Rising gas prices were never the whole picture, according to one economist tracking the numbers. According to that economist, “even with tax cuts, paychecks aren’t keeping up with inflation right now.” The bigger drag comes from steadily rising electricity, healthcare, and grocery prices, the basic costs nobody can simply skip. Those are the expenses eating into savings long after gas prices settle back down.
When savings run out, debt quietly fills the gap, and it comes with its own cost. Nearly 30 percent of buy now, pay later users now say they use installment loans just to buy groceries, more than double the share from two years ago. Almost half of those users made at least one late payment in the past year. More than half say they could not make ends meet without the loans at all. People are borrowing simply to eat.
The travel industry is not adjusting prices to match the strain households are under. Travel costs rose at more than twice the overall rate of inflation last month, according to industry data. Wealthier travelers are spending more freely than ever, keeping premium seats and top hotels full. That leaves the mid-range options, once considered good value, squeezed from both directions. Meanwhile, 44 percent of Americans say a summer vacation feels out of reach this year entirely.
A former Treasury official offered a blunt warning about where this trend is headed. According to that official, “at some point the chickens come home to roost.” As incomes keep losing ground to inflation, the official predicted households will eventually be forced to cut back their lifestyles in ways that hurt both individual families and the broader economy. The savings decline, in this view, has not finished playing out yet.

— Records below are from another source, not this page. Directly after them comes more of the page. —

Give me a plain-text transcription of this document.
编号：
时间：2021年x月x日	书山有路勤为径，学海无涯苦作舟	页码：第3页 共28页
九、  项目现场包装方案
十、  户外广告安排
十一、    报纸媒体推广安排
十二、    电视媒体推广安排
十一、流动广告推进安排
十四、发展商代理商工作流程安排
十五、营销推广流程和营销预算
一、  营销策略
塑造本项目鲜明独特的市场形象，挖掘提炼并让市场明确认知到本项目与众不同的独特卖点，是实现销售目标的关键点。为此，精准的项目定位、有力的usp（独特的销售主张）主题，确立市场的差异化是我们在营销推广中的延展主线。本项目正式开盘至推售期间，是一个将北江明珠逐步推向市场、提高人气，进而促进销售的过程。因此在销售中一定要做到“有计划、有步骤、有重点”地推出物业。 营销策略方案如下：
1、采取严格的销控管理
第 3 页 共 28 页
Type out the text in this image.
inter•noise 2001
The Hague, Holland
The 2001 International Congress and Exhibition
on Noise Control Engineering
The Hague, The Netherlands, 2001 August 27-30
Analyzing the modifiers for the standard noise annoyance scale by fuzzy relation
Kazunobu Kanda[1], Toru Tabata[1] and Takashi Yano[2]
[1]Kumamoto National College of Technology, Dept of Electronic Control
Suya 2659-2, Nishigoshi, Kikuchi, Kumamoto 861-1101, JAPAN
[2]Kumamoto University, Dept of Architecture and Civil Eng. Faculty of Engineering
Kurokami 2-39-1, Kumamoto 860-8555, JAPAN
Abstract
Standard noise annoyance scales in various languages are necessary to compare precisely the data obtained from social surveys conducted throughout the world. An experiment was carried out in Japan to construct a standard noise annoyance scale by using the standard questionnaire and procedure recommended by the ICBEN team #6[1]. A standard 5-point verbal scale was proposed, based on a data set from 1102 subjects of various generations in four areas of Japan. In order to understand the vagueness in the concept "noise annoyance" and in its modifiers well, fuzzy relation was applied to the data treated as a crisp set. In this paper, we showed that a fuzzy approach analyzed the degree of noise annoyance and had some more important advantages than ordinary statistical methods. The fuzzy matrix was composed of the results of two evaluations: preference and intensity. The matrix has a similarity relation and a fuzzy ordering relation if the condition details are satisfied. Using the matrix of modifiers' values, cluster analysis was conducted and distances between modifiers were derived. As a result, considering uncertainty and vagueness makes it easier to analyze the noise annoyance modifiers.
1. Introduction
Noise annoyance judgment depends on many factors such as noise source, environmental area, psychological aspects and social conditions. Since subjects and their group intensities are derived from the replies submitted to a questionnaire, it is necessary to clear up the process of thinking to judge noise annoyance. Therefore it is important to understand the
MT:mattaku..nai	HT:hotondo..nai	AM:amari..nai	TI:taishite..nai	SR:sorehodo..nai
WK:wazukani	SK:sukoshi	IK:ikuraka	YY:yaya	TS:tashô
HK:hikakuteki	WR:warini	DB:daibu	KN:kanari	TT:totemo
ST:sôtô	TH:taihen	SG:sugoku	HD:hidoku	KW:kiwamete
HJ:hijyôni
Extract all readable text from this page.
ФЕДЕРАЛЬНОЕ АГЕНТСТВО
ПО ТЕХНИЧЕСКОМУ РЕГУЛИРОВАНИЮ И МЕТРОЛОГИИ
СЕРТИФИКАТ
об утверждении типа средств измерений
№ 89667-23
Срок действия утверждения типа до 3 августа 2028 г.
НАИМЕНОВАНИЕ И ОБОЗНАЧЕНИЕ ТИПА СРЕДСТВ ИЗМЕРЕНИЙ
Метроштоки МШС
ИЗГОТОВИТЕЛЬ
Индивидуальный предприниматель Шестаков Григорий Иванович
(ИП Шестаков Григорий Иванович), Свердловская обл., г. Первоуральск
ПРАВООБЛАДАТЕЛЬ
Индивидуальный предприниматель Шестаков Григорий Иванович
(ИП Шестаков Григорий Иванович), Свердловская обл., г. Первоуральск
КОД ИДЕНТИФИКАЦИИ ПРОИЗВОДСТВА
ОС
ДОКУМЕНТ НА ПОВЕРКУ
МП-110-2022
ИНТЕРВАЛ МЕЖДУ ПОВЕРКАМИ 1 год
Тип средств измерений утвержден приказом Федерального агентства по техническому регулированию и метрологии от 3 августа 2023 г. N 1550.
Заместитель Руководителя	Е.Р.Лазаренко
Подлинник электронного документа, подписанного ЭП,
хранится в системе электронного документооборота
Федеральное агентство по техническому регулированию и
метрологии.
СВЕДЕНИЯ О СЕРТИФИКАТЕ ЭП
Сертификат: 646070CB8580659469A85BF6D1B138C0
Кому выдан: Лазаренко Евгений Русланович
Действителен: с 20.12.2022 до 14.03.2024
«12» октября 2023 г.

A cancelled vacation sounds like a small disappointment until it gets placed next to the bigger numbers behind it. Eighty-eight percent of Americans now report some form of financial stress in 2026, according to the same data driving these travel cutbacks. That statistic is not about someone else’s summer. It describes the exact atmosphere every trip taken this year will happen inside, whether the traveler notices it or not.